Ask A Fifth-Year: Commencement

Jacob Horn

Dear Jacob,

If you were giving the commencement address, what would you say?

Signed, Snooping Senior

Ah, who am I kidding? You know these are made up names. I know they’re fake. But let’s continue on with the question. I might bust fewer jokes in this, my last column, but it’s only because I legitimately believe the message I’m about to convey.

We’re all idiots. All of us. The sooner you come to realize this, the better. If going to school has taught me anything, it’s that I don’t know shit.

Please don’t take this the wrong way. I’m sure you know a lot about the metabolism of anaerobic organisms or how markets are affected by the lack of perfect competition. But you don’t know everything. And that shouldn’t paralyze you, it should inspire you.

The fact that you don’t know everything doesn’t mean that you should simply give up on learning, overwhelmed by the abundance of knowledge. You should strive to achieve, gathering knowledge. The act of learning will be beneficial, making you willing to learn anything from a trade to how to avoid learning a trade.

Be inspired by everything around you, or as Lenny Bruce put it: “I am influenced by every second of my waking hour.” Take everything you can and internalize. You don’t know when you’ll need it in the future.

[Insert random story to lighten the mood that everyone will know] Hiett meth lab my freshman year! Man, that was wacky.

Now, back to the seriousness. You may get some flak for having a liberal arts degree — or maybe you won’t. Maybe all of your friends aren’t engineers and doctors and professionals at this point. If this is so, well, congratulations.

People may tell you that it’s inapplicable. They may tell you that you should have been spending time learning a trade instead. There’s nothing wrong with learning a trade (in fact, I encourage everyone to do that in addition to the liberal arts degree), but please remember the true benefit of your degree. You are adaptable. And that is the greatest trait you have.

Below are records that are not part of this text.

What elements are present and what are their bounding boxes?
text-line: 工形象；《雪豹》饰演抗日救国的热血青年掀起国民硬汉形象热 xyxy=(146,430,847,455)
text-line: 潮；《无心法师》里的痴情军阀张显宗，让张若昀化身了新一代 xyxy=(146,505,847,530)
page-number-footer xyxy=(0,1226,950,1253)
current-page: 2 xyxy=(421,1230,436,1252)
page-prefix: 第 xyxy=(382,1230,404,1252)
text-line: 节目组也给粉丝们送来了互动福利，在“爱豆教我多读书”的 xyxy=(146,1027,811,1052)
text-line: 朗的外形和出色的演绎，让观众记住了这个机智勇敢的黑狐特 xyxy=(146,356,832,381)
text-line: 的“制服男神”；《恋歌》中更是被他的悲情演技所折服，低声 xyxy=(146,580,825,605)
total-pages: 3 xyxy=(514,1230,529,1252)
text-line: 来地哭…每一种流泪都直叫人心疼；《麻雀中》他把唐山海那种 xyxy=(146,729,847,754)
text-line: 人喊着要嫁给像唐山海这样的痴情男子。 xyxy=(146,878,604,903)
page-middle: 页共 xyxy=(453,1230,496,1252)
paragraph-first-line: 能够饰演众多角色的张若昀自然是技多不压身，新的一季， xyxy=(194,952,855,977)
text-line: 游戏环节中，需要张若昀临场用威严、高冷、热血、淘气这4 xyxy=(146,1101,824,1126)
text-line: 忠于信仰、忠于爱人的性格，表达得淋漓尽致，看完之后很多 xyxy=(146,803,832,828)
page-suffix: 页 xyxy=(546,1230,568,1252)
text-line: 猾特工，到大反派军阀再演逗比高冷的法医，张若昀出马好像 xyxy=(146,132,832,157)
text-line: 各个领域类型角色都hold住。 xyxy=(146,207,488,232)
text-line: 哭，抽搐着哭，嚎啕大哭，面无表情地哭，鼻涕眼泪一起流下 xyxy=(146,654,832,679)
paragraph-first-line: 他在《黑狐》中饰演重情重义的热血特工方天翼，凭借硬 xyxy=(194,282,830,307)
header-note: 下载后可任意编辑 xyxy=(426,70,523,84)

The ambiguousness of the liberal arts degree is what sets it up as a force to be reckoned with. The fact that you’ve had to deal with subjects as diverse as microeconomics, geomorphology, and Spanish in the span of four years has trained you to be able to tackle whatever is thrown at you, no matter the subject.

In closing, I’d like to leave you with an applicable quote from a man that I hate. Truly despise. But it makes sense in this context.

“There are known knowns; there are things we know we know. We also know there are known unknowns; that is to say, we know there are some things we do not know. But there are also unknown unknowns — there are things we do not know we don’t know.” As the crazy, senile old man is trying to say, strive for the unknown. Continue to learn. And never say stupid shit like Donald Rumsfeld.

If you have any questions that you’d like me to answer, too bad. I’m outta here, chumps. Seacrest out.